他にも「書き」に困難がある場合は音声入力をすれば文章作成が可能になります。またタイピングであればスムーズに書けるということもあります。この方法であれば文字の形の認識が難しい場合にも、手先の不器用さからくる書字困難にも対応できます。
重症度によって継続的に専門的な指導が必要な場合もありますし、配慮によって学習に主体的に参加できる場合もあります。低学年のうちに決めつけるのは早いと上記で話しましたが、早期に介入することでより効果的に指導できる場合もあります。専門家に頼らずともいくらでも方法論はありますので、保護者の方が試してみるのも良いと思います。
まとめ
LDを正しく理解していないと、学力の低下だけでなく、お子さんの心理的、精神的健康苦痛、就学、就業の困難さなど、様々な問題を引き起こしてしまうかもしれません。学習という特定の分野において困っているのに、他の困っていない分野にまで悪影響が出てしまうのは悲しいことです。先天的な脳機能の問題とされていますので、「完治する」という概念はありませんが、その子に合った正しい学び方を身につけることができれば、生涯困らずに過ごすことは可能になります。

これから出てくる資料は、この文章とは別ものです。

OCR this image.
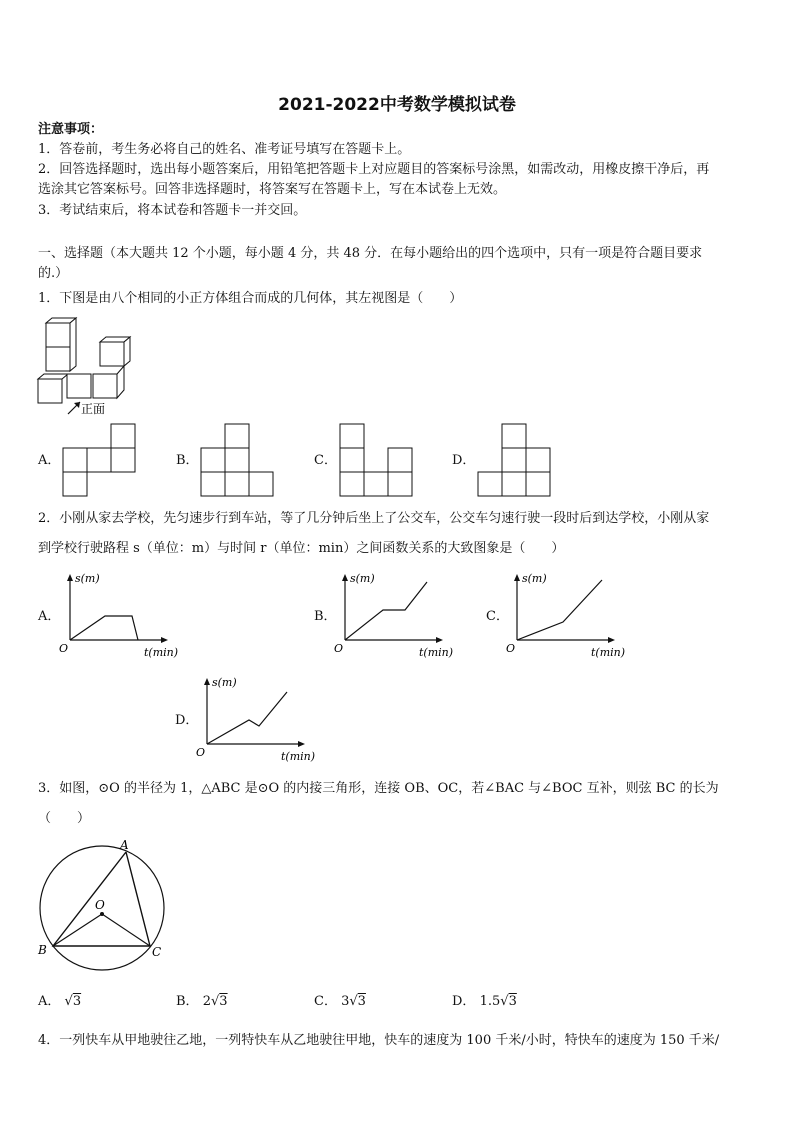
2021-2022中考数学模拟试卷
注意事项：
1．答卷前，考生务必将自己的姓名、准考证号填写在答题卡上。
2．回答选择题时，选出每小题答案后，用铅笔把答题卡上对应题目的答案标号涂黑，如需改动，用橡皮擦干净后，再
选涂其它答案标号。回答非选择题时，将答案写在答题卡上，写在本试卷上无效。
3．考试结束后，将本试卷和答题卡一并交回。
一、选择题（本大题共 12 个小题，每小题 4 分，共 48 分．在每小题给出的四个选项中，只有一项是符合题目要求
的.）
1．下图是由八个相同的小正方体组合而成的几何体，其左视图是（　　）
正面
A．	B．	C．	D．
2．小刚从家去学校，先匀速步行到车站，等了几分钟后坐上了公交车，公交车匀速行驶一段时后到达学校，小刚从家
到学校行驶路程 s（单位：m）与时间 r（单位：min）之间函数关系的大致图象是（　　）
A．
s(m)
t(min)
O
B．
s(m)
t(min)
O
C．
s(m)
t(min)
O
D．
s(m)
t(min)
O
3．如图，⊙O 的半径为 1，△ABC 是⊙O 的内接三角形，连接 OB、OC，若∠BAC 与∠BOC 互补，则弦 BC 的长为
（　　）
A
B	C
O
A． √3	B． 2√3	C． 3√3	D． 1.5√3
4．一列快车从甲地驶往乙地，一列特快车从乙地驶往甲地，快车的速度为 100 千米/小时，特快车的速度为 150 千米/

ずっと家の人が子どもについているわけにはいかないので、困り感を感じている場合には学校にもできる限り協力をお願いしましょう。例えば、テストの際に「読字ができないので問題文の読み上げをお願いする」などです。理解のある学校ばかりではないので、迷惑に思われてしまうこともありますが、お子さんのためにきちんと伝えた方が良いでしょう。
もちろんLDを持っていなくても、お子さんにとってどういう学び方が合っているのか?を考えるきっかけにもなりと思います。この記事を読まれたみなさんにはお子さんが幸せになれる選択をしてほしいと思っています。